I'm not planning to make you vomit. That would interfere with the
measurements I want to take."
On
a nearby bulletin board, Ventura and his colleagues have pinned
a smattering of articles on motion sickness and related topics,
including a piece on the challenges of sexual intercourse in a weightless
environment. Why couldn't I have volunteered for that experiment?
Instead,
I'm seat-belted into what looks like a dentist's chair from hell.
Two tennis balls suspended on rods hover 8" from my temples. Soon
I'll be spinning around at 7 rpm for about an hour, all the while
bobbing my increasingly disoriented noggin in a variety of bamboozling
directions.

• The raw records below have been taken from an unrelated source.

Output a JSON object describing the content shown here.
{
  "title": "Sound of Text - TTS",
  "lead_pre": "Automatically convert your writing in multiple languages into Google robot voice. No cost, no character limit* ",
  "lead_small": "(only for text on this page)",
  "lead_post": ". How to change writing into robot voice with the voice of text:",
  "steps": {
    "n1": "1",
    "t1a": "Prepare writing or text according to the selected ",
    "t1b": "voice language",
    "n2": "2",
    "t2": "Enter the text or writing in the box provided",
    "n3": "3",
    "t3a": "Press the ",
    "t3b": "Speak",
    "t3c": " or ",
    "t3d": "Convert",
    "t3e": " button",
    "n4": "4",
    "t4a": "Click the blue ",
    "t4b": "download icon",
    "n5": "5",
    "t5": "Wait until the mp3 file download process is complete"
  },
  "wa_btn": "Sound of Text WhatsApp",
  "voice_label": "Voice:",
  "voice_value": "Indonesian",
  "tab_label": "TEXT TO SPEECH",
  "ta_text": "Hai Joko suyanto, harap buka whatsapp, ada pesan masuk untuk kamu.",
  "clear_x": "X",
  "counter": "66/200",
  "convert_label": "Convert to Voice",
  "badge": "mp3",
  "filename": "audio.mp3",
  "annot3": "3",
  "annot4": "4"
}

The goal: to find out if one of the supposedly most
potent seasickness preventatives works.
Spin
Doctor
For the past 11 hours, a small adhesive patch behind my right ear
has been leaching something into my bloodstream. It might be scopolamine,
an anti-nausea agent that could keep my stomach contents where they
belong. Or it might be a placebo leaching a whopping dose of nothing.
Before
the torture begins, Ventura explains today's protocol, which parallels
his earlier tests on 78 volunteers. First, he'll start the motorized
spinning of the Bárány chair, which takes its name from the 1914
Nobel Laureate, Robert Bárány, a pioneer on the workings of the
inner ear. His chair is one of the most effective ways to produce
motion sickness.
After
a minute of spinning, my inner ears should adapt to the motion.
Then I'll begin sequential head movements: chin to chest then back
to the head rest; right temple to right tennis ball then back; left
temple to left tennis ball then back. I must repeat this cycle four
times, followed by 50 seconds of rating my possible symptoms-nausea,
sweating, salivation, drowsiness, headache, and dizziness.